US-Senatoren Cynthia Lummis und Bill Cassidy haben am Montag das „Mined in America Act“ eingebracht, um das inländische Bitcoin-Mining zu stärken und eine Strategische Bitcoin-Reserve zu formalisieren. Der Vorschlag folgt auf die März-Exekutivverordnung von Präsident Donald Trump und soll den Ausbau der Mining-Infrastruktur ermöglichen, die ausländische Abhängigkeit reduzieren und digitale Vermögenswerte tiefer in das US-Finanzsystem einbetten.
Der Gesetzentwurf baut unmittelbar auf Trumps früherer Exekutivverordnung auf, die eine Strategische Bitcoin-Reserve eingerichtet hat. Diese Reserve nutzt Bitcoin, der durch straf- und zivilrechtliche Einziehungen beschlagnahmt wurde und beim Finanzministerium verwahrt wird.
Darüber hinaus will die Gesetzgebung diese exekutive Maßnahme in dauerhaftes Recht überführen. Gesetzgeber ordneten zudem das Mining als zentrale Quelle für Lieferungen ein, die die langfristige Struktur der Reserve stützen soll.
Lummis sagte, die Initiative decke sich mit Trumps Zusage, die USA zu einem globalen Krypto-Zentrum zu machen. Cassidy betonte hingegen die wachsende Rolle des Minings innerhalb der nationalen Wirtschaft.

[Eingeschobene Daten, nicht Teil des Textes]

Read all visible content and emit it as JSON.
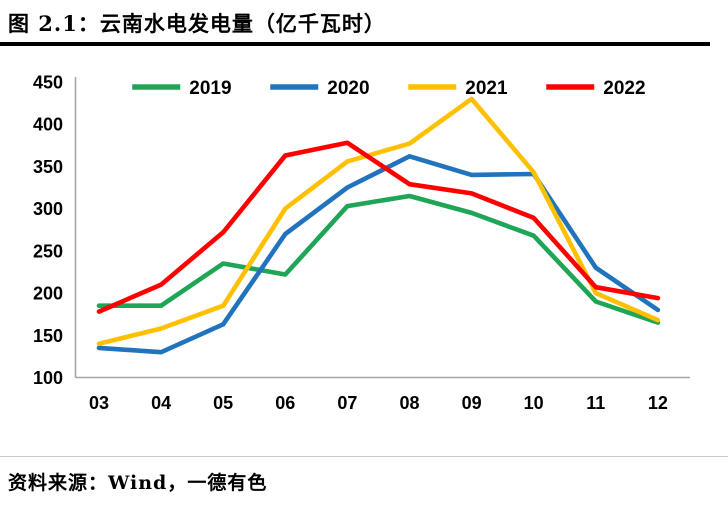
{
  "header": {
    "title": "图 2.1：云南水电发电量（亿千瓦时）"
  },
  "footer": {
    "source": "资料来源：Wind，一德有色"
  },
  "chart_data": {
    "type": "line",
    "title": "云南水电发电量（亿千瓦时）",
    "xlabel": "",
    "ylabel": "",
    "categories": [
      "03",
      "04",
      "05",
      "06",
      "07",
      "08",
      "09",
      "10",
      "11",
      "12"
    ],
    "series": [
      {
        "name": "2019",
        "color": "#1ea556",
        "values": [
          185,
          185,
          235,
          222,
          303,
          315,
          295,
          268,
          190,
          165
        ]
      },
      {
        "name": "2020",
        "color": "#2073bc",
        "values": [
          135,
          130,
          163,
          270,
          325,
          362,
          340,
          341,
          230,
          180
        ]
      },
      {
        "name": "2021",
        "color": "#ffc000",
        "values": [
          140,
          158,
          185,
          300,
          356,
          377,
          430,
          343,
          200,
          168
        ]
      },
      {
        "name": "2022",
        "color": "#ff0000",
        "values": [
          178,
          210,
          272,
          363,
          378,
          329,
          318,
          289,
          207,
          194
        ]
      }
    ],
    "ylim": [
      100,
      450
    ],
    "yticks": [
      100,
      150,
      200,
      250,
      300,
      350,
      400,
      450
    ],
    "grid": false,
    "legend_position": "top",
    "axis_color": "#a6a6a6",
    "tick_label_color": "#000000"
  }
}
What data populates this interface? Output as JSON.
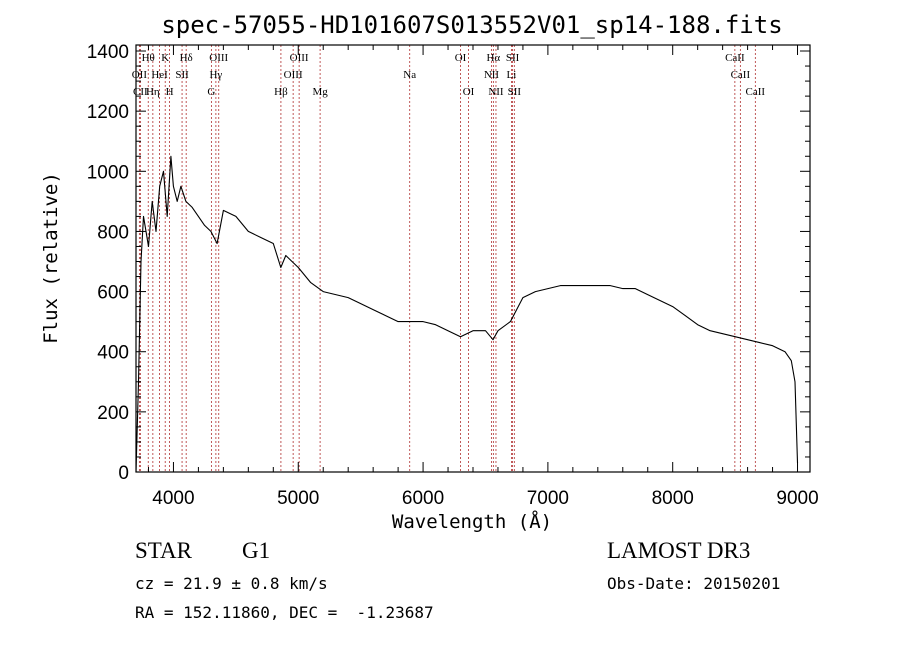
{
  "chart_data": {
    "type": "line",
    "title": "spec-57055-HD101607S013552V01_sp14-188.fits",
    "xlabel": "Wavelength (Å)",
    "ylabel": "Flux (relative)",
    "xlim": [
      3700,
      9100
    ],
    "ylim": [
      0,
      1420
    ],
    "xticks": [
      4000,
      5000,
      6000,
      7000,
      8000,
      9000
    ],
    "yticks": [
      0,
      200,
      400,
      600,
      800,
      1000,
      1200,
      1400
    ],
    "series": [
      {
        "name": "spectrum",
        "x": [
          3700,
          3720,
          3740,
          3760,
          3780,
          3800,
          3830,
          3860,
          3890,
          3920,
          3950,
          3980,
          4000,
          4030,
          4060,
          4100,
          4150,
          4200,
          4250,
          4300,
          4350,
          4400,
          4450,
          4500,
          4600,
          4700,
          4800,
          4860,
          4900,
          4950,
          5000,
          5100,
          5200,
          5300,
          5400,
          5500,
          5600,
          5700,
          5800,
          5900,
          6000,
          6100,
          6200,
          6300,
          6400,
          6500,
          6560,
          6600,
          6700,
          6800,
          6900,
          7000,
          7100,
          7200,
          7300,
          7400,
          7500,
          7600,
          7700,
          7800,
          7900,
          8000,
          8100,
          8200,
          8300,
          8400,
          8500,
          8600,
          8700,
          8800,
          8900,
          8950,
          8980,
          9000
        ],
        "y": [
          0,
          300,
          700,
          850,
          800,
          750,
          900,
          800,
          950,
          1000,
          850,
          1050,
          950,
          900,
          950,
          900,
          880,
          850,
          820,
          800,
          760,
          870,
          860,
          850,
          800,
          780,
          760,
          680,
          720,
          700,
          680,
          630,
          600,
          590,
          580,
          560,
          540,
          520,
          500,
          500,
          500,
          490,
          470,
          450,
          470,
          470,
          440,
          470,
          500,
          580,
          600,
          610,
          620,
          620,
          620,
          620,
          620,
          610,
          610,
          590,
          570,
          550,
          520,
          490,
          470,
          460,
          450,
          440,
          430,
          420,
          400,
          370,
          300,
          30
        ]
      }
    ],
    "spectral_lines": [
      {
        "label": "Hθ",
        "x": 3798,
        "row": 1
      },
      {
        "label": "OII",
        "x": 3727,
        "row": 2
      },
      {
        "label": "CII",
        "x": 3735,
        "row": 3
      },
      {
        "label": "Hη",
        "x": 3835,
        "row": 3
      },
      {
        "label": "HeI",
        "x": 3889,
        "row": 2
      },
      {
        "label": "K",
        "x": 3934,
        "row": 1
      },
      {
        "label": "H",
        "x": 3969,
        "row": 3
      },
      {
        "label": "Hδ",
        "x": 4102,
        "row": 1
      },
      {
        "label": "SII",
        "x": 4069,
        "row": 2
      },
      {
        "label": "OIII",
        "x": 4363,
        "row": 1
      },
      {
        "label": "Hγ",
        "x": 4340,
        "row": 2
      },
      {
        "label": "G",
        "x": 4304,
        "row": 3
      },
      {
        "label": "Hβ",
        "x": 4861,
        "row": 3
      },
      {
        "label": "OIII",
        "x": 5007,
        "row": 1
      },
      {
        "label": "OIII",
        "x": 4959,
        "row": 2
      },
      {
        "label": "Mg",
        "x": 5175,
        "row": 3
      },
      {
        "label": "Na",
        "x": 5893,
        "row": 2
      },
      {
        "label": "OI",
        "x": 6300,
        "row": 1
      },
      {
        "label": "OI",
        "x": 6364,
        "row": 3
      },
      {
        "label": "Hα",
        "x": 6563,
        "row": 1
      },
      {
        "label": "NII",
        "x": 6548,
        "row": 2
      },
      {
        "label": "NII",
        "x": 6584,
        "row": 3
      },
      {
        "label": "SII",
        "x": 6717,
        "row": 1
      },
      {
        "label": "Li",
        "x": 6708,
        "row": 2
      },
      {
        "label": "SII",
        "x": 6731,
        "row": 3
      },
      {
        "label": "CaII",
        "x": 8498,
        "row": 1
      },
      {
        "label": "CaII",
        "x": 8542,
        "row": 2
      },
      {
        "label": "CaII",
        "x": 8662,
        "row": 3
      }
    ],
    "line_color": "#000000",
    "marker_color": "#b03030"
  },
  "info": {
    "object_class": "STAR",
    "subclass": "G1",
    "survey": "LAMOST DR3",
    "redshift": "cz = 21.9 ± 0.8 km/s",
    "obs_date": "Obs-Date: 20150201",
    "coords": "RA = 152.11860, DEC =  -1.23687"
  }
}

Der Vorschlag führt ein freiwilliges Zertifizierungsprogramm für Mining-Anlagen und -Pools ein. Das Handelsministerium würde dieses System überwachen und dabei Vorgaben für Compliance und betriebliche Benchmarks festlegen.
Bemerkenswert ist, dass zertifizierte Betreiber damit beginnen müssen, Hardware abzubauen, die mit ausländischen Gegnern verbunden ist. Diese Anforderung zielt auf Lieferkettenrisiken ab, die mit der Dominanz der Fertigung im Ausland verbunden sind.
Außerdem weist der Gesetzentwurf Bundesbehörden an, die Produktion von inländischer Mining-Hardware zu unterstützen. Programme unter dem National Institute of Standards and Technology würden US-Hersteller dabei unterstützen, sichere Ausrüstung aufzubauen.
Laut dem Satoshi Action Fund kontrollieren die USA 38% der weltweiten Bitcoin-Hashrate. Allerdings kommt weiterhin 87% der Mining-Hardware aus China.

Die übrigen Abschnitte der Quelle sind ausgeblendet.